Revisiting the Key Driving Processes of the Decadal Trend of Aerosol Acidity in the U.S

[Image: see text] Acidity is one essential parameter in determining the aqueous phase physical and chemical processes in the atmosphere and strongly influences the climate, ecological, and health effects of aerosols. Traditionally, aerosol acidity is thought to increase with emissions of atmospheric acidic substances (SO(2), NOx, etc.) and decrease with that of alkaline ones (NH(3), dust, etc.). However, decade-long observations in southeastern U.S. seem to disagree with this hypothesis: while the emissions of NH(3) versus SO(2) enhanced by over three times, the predicted aerosol acidity is stable, and the observed particle-phase ammonium-to-sulfate ratio is even decreasing.
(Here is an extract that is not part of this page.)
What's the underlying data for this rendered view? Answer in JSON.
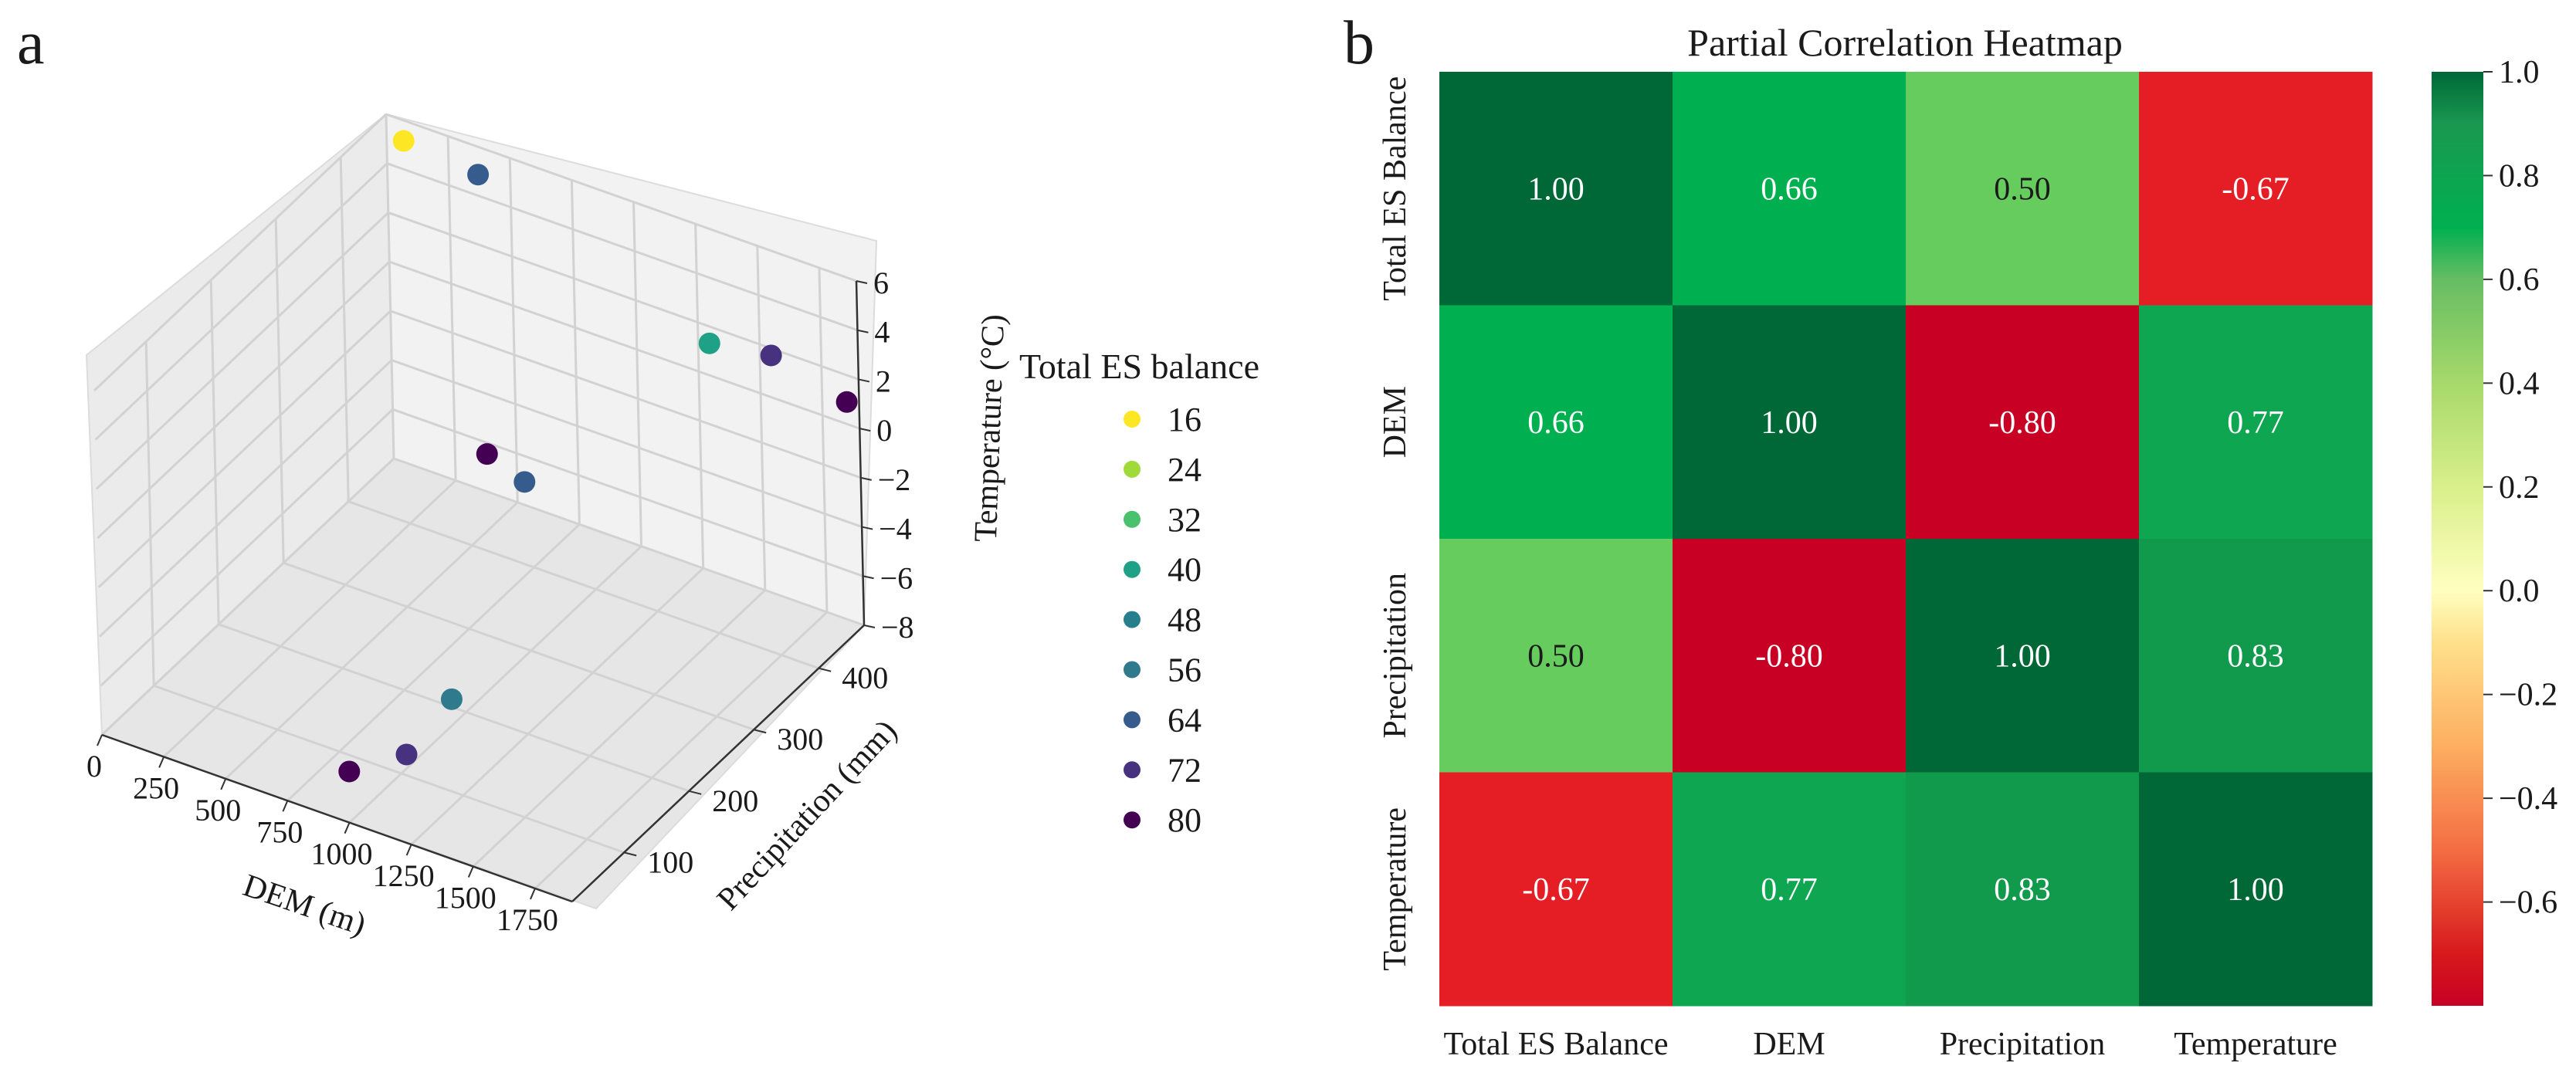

Here, we investigated into this issue with the recently proposed multiphase buffer theory. We show that historically, there is a transition in the dominant drivers of aerosol acidity in this region. Under the ammonia-poor conditions before ∼2008, the acidity is governed by HSO(4)(–)/SO(4)(2–) buffering and the water self-buffering effect. Under the ammonia-rich conditions after ∼2008, aerosol acidity is mainly buffered by NH(4)(+)/NH(3). Buffering from the organic acids is negligible in the investigated period. In addition, the observed decrease in ammonium-to-sulfate ratio is due to the increased importance of non-volatile cations, especially after ∼2014. We predict that until ∼2050, the aerosols will remain in the ammonia-buffered regime, and the nitrate will remain largely (>98%) in the gas phase in southeastern U.S.